Kitsch in the Work of Milan Kundera Aaron Beaver

The concept of kitsch has gained wide currency in the second half of this century, but the term is broadly problematic. First of all, the term kitsch must be understood against the term art: is kitsch the opposite of art, is it bad art, or can it be a functional part of what is generally accepted as high art? Any distinctions drawn at this (broadest) level lead quickly to a further parsing of the concept: kitsch as a historico-sociological concept born and fostered in the modern era (as treated in Calinescu's Five Faces of Modernity, for example) versus kitsch as an aesthetic, and perhaps aesthetic-ethical, concept (as treated in Tomas Kulka's Kitsch and Art). Finally, it must be stated that kitsch is best (or at least, better) understood in terms of the visual arts, and in terms of music, where it has been more fully explored; however, when it comes to literature, there seems to be no reliable, functional means for defining and analyzing kitsch. In my paper (with regard to the above-mentioned distinctions) I will treat kitsch, first, as a value-judgment close to that of a standard dictionary definition: art or literature of a cheap, garish, or sentimental nature, while allowing that kitsch may be utilized in a work of art without having to relegate that work to the status of bad art or anti-art. Second, I will treat kitsch in its aesthetic context only, and largely ignore the socio-historical question (with its attendant and important questions of cultural relativism, elitism, imperialism, etc). Finally, I will propose a definition of kitsch specifically for the written work of art. I suggest that kitsch as a literary device is a function of irony. Often it is sentimentalism or mawkishness put to use by the narrator, whose ironic tone is a signal to the reader to read this as kitsch. In the absence of an ironic narrator or subtext, the sentimentalism; or mawkishness (the kitsch as such) stands. This may be called unmitigated kitsch. In an effort to further elaborate this kitsch-irony interaction, I will draw on the categories of irony that Wayne Booth sets out in his Rhetoric of Irony, namely his threefold criteria of stable/unstable, local/universal, and overt/covert. If kitsch and irony are as closely related as I postulate, then it will be possible and productive to apply these categories of irony to kitsch.

I will illustrate this basic framework for understanding kitsch by drawing on the works of Milan Kundera, particularly his early novel The Joke and his later novel The Unbearable Lightness of Being.

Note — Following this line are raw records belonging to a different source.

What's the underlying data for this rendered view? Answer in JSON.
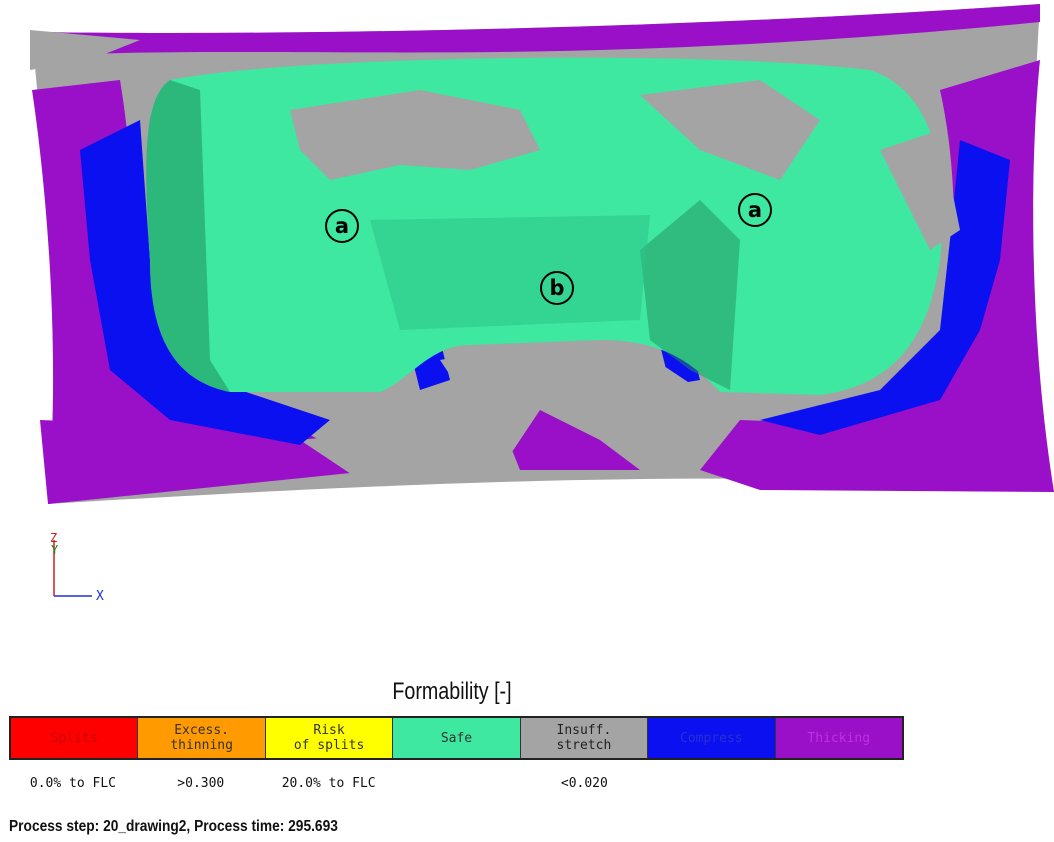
{
  "callouts": [
    {
      "name": "callout-a-left",
      "label": "a"
    },
    {
      "name": "callout-b",
      "label": "b"
    },
    {
      "name": "callout-a-right",
      "label": "a"
    }
  ],
  "axis": {
    "z": "Z",
    "y": "Y",
    "x": "X"
  },
  "legend": {
    "title": "Formability [-]",
    "segments": [
      {
        "label": "Splits",
        "color": "#ff0000",
        "text_color": "#c80000",
        "value": "0.0% to FLC"
      },
      {
        "label": "Excess.\nthinning",
        "color": "#ff9a00",
        "text_color": "#333333",
        "value": ">0.300"
      },
      {
        "label": "Risk\nof splits",
        "color": "#ffff00",
        "text_color": "#333333",
        "value": "20.0% to FLC"
      },
      {
        "label": "Safe",
        "color": "#3ee8a0",
        "text_color": "#333333",
        "value": ""
      },
      {
        "label": "Insuff.\nstretch",
        "color": "#a4a4a4",
        "text_color": "#222222",
        "value": "<0.020"
      },
      {
        "label": "Compress",
        "color": "#0a10f0",
        "text_color": "#2a30d0",
        "value": ""
      },
      {
        "label": "Thicking",
        "color": "#9a10c8",
        "text_color": "#c030e0",
        "value": ""
      }
    ]
  },
  "process": {
    "text": "Process step: 20_drawing2, Process time: 295.693"
  },
  "colors": {
    "safe": "#3ee8a0",
    "insuff": "#a4a4a4",
    "compress": "#0a10f0",
    "thicking": "#9a10c8"
  }
}
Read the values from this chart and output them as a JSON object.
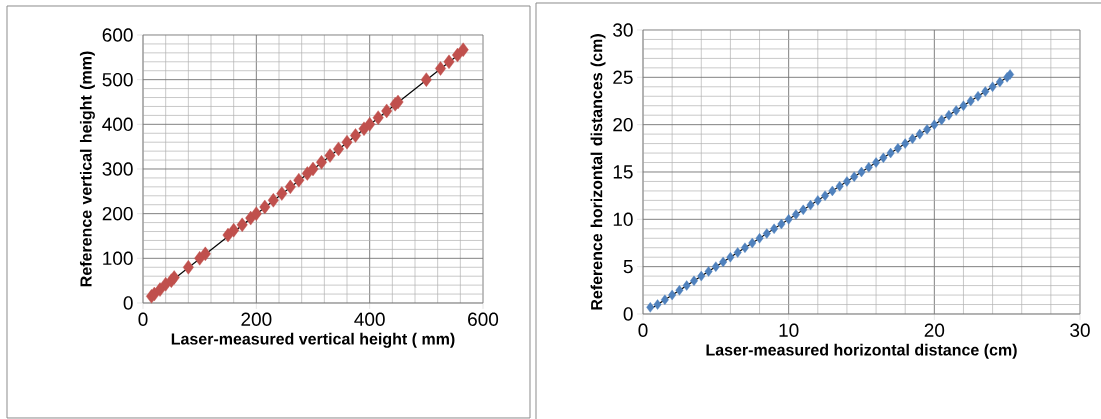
{
  "chart_data": [
    {
      "type": "scatter",
      "xlabel": "Laser-measured vertical height ( mm)",
      "ylabel": "Reference vertical height (mm)",
      "xlim": [
        0,
        600
      ],
      "ylim": [
        0,
        600
      ],
      "xticks": [
        0,
        200,
        400,
        600
      ],
      "yticks": [
        0,
        100,
        200,
        300,
        400,
        500,
        600
      ],
      "grid": true,
      "marker": "diamond",
      "series": [
        {
          "color": "#c0504d",
          "x": [
            15,
            20,
            30,
            40,
            50,
            55,
            80,
            100,
            110,
            150,
            160,
            175,
            190,
            200,
            215,
            230,
            245,
            260,
            275,
            290,
            300,
            315,
            330,
            345,
            360,
            375,
            390,
            400,
            415,
            430,
            445,
            450,
            500,
            525,
            540,
            555,
            565
          ],
          "values": [
            15,
            20,
            30,
            42,
            50,
            57,
            80,
            100,
            110,
            152,
            163,
            175,
            190,
            200,
            215,
            230,
            245,
            260,
            275,
            290,
            300,
            315,
            330,
            345,
            360,
            375,
            390,
            400,
            415,
            430,
            445,
            450,
            500,
            525,
            540,
            555,
            567
          ]
        },
        {
          "type": "line",
          "color": "#000000",
          "line_style": "solid",
          "marker": "none",
          "x": [
            15,
            565
          ],
          "values": [
            14,
            564
          ]
        }
      ]
    },
    {
      "type": "scatter",
      "xlabel": "Laser-measured  horizontal distance (cm)",
      "ylabel": "Reference horizontal distances (cm)",
      "xlim": [
        0,
        30
      ],
      "ylim": [
        0,
        30
      ],
      "xticks": [
        0,
        10,
        20,
        30
      ],
      "yticks": [
        0,
        5,
        10,
        15,
        20,
        25,
        30
      ],
      "grid": true,
      "marker": "diamond",
      "series": [
        {
          "color": "#4f81bd",
          "x": [
            0.5,
            1,
            1.5,
            2,
            2.5,
            3,
            3.5,
            4,
            4.5,
            5,
            5.5,
            6,
            6.5,
            7,
            7.5,
            8,
            8.5,
            9,
            9.5,
            10,
            10.5,
            11,
            11.5,
            12,
            12.5,
            13,
            13.5,
            14,
            14.5,
            15,
            15.5,
            16,
            16.5,
            17,
            17.5,
            18,
            18.5,
            19,
            19.5,
            20,
            20.5,
            21,
            21.5,
            22,
            22.5,
            23,
            23.5,
            24,
            24.5,
            25,
            25.2
          ],
          "values": [
            0.7,
            1,
            1.5,
            2,
            2.5,
            3,
            3.5,
            4,
            4.5,
            5,
            5.5,
            6,
            6.5,
            7,
            7.5,
            8,
            8.5,
            9,
            9.5,
            10,
            10.5,
            11,
            11.5,
            12,
            12.5,
            13,
            13.5,
            14,
            14.5,
            15,
            15.5,
            16,
            16.5,
            17,
            17.5,
            18,
            18.5,
            19,
            19.5,
            20,
            20.5,
            21,
            21.5,
            22,
            22.5,
            23,
            23.5,
            24,
            24.5,
            25,
            25.3
          ]
        },
        {
          "type": "line",
          "color": "#000000",
          "line_style": "solid",
          "marker": "none",
          "x": [
            0.5,
            25
          ],
          "values": [
            0.5,
            25
          ]
        }
      ]
    }
  ]
}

The Joke is dominated by the narrator, Ludvík, whose voice is immediately recognizable; it is the one ringing with irony. It comes as a great surprise when Ludvík, at the end of The Joke, apparently comes to a kind of redemption not un-Dostoevskian in flavor. He weeps, he strokes the head of his suffering friend. The irony in his voice has disappeared. Most readers are willing to take this transformation at face value, as a genuine redemption. If so, I suggest that Ludvík has become a participant in kitsch. This instance of kitsch may be further analyzed as stable, covert, and local. We are strongly tempted to conclude that it is unmitigated kitsch, unless we ruthlessly separate narrator and author (as we should), and then we may come to the conclusion that Kundera is deliberately ambiguous about his stance to the final redemption scene, while Ludvík has wholly given in to kitsch.

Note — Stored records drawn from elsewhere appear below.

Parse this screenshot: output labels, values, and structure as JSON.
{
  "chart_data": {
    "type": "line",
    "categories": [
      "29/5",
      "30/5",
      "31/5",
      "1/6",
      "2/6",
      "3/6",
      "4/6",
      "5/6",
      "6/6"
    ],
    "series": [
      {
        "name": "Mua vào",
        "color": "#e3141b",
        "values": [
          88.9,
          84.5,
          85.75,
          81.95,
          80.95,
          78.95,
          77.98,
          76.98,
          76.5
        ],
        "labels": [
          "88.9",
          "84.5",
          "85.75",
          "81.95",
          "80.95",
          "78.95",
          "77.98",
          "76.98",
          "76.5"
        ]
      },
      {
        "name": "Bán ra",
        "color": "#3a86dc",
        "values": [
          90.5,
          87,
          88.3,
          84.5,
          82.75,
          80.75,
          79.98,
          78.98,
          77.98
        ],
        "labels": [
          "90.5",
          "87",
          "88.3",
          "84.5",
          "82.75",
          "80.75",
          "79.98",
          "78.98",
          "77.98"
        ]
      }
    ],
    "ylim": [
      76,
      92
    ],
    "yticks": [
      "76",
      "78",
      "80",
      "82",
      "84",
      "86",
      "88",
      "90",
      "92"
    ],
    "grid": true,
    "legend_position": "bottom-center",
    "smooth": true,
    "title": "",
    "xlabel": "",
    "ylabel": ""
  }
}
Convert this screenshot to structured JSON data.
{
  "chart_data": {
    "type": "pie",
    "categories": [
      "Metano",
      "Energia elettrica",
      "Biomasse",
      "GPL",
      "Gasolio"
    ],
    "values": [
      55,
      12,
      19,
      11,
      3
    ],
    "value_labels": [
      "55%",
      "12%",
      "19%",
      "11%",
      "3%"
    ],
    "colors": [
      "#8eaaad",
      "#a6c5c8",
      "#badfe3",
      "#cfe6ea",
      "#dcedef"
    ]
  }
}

Kundera's later novel, The Unbearable Lightness of Being, on the other hand, is motivated by an entirely different relationship of irony to kitsch. The kitsch in this novel is stable, local, and, perhaps most importantly, overt. We are never tempted to read the kitsch as kitsch; it is necessarily read ironically. It is mitigated kitsch. And we always know how his characters are to be taken vis-à-vis kitsch (Franz is kitschy; Sabina is not). Here, however, Kundera formulates the concept of kitsch (especially in Part Six, The Grand March) in such a way as to make its detection less problematic (it is overt), but its implications more humanistic (kitsch is an unavoidable part of being human; its only antidote is awareness of it—and so it is always stable), and its relationship to the author richer (strongly implying that he himself, as author, cannot escape kitsch any more than his characters can, regardless of his authorial awareness of kitsch).

The framework of kitsch and irony that I propose forces into sharp relief several conclusions about the work of Milan Kundera. First, it shows Kundera's special, compassionate understanding of kitsch: no matter how ironic one is (as author or character), kitsch inheres in the human condition and should be accepted. To reject kitsch outright is to be tempted to fall into kitsch (as Ludvík does); to be aware of it (as Sabina is, and Kundera himself) is the best way to guard against its shortcomings. Aesthetic judgment must have a humanistic component. Second, we see more clearly the important way in which Kundera is utilizing irony to further his novelistic agenda of expanding the borders of the novel to include non-novelistic genres (such as the philosophical essay on kitsch) as well as more problematic relationships of author to narrator. To understand kitsch in Kundera is to understand Kundera's novelistic process. Finally, the kitsch-irony relationship in Kundera's works has not been fully examined and in itself shows his development, from The Joke to The Unbearable Lightness of Being, as an author capable of ranging over the full spectrum from ironic distance to sentimental indulgence to complicated mixtures of both.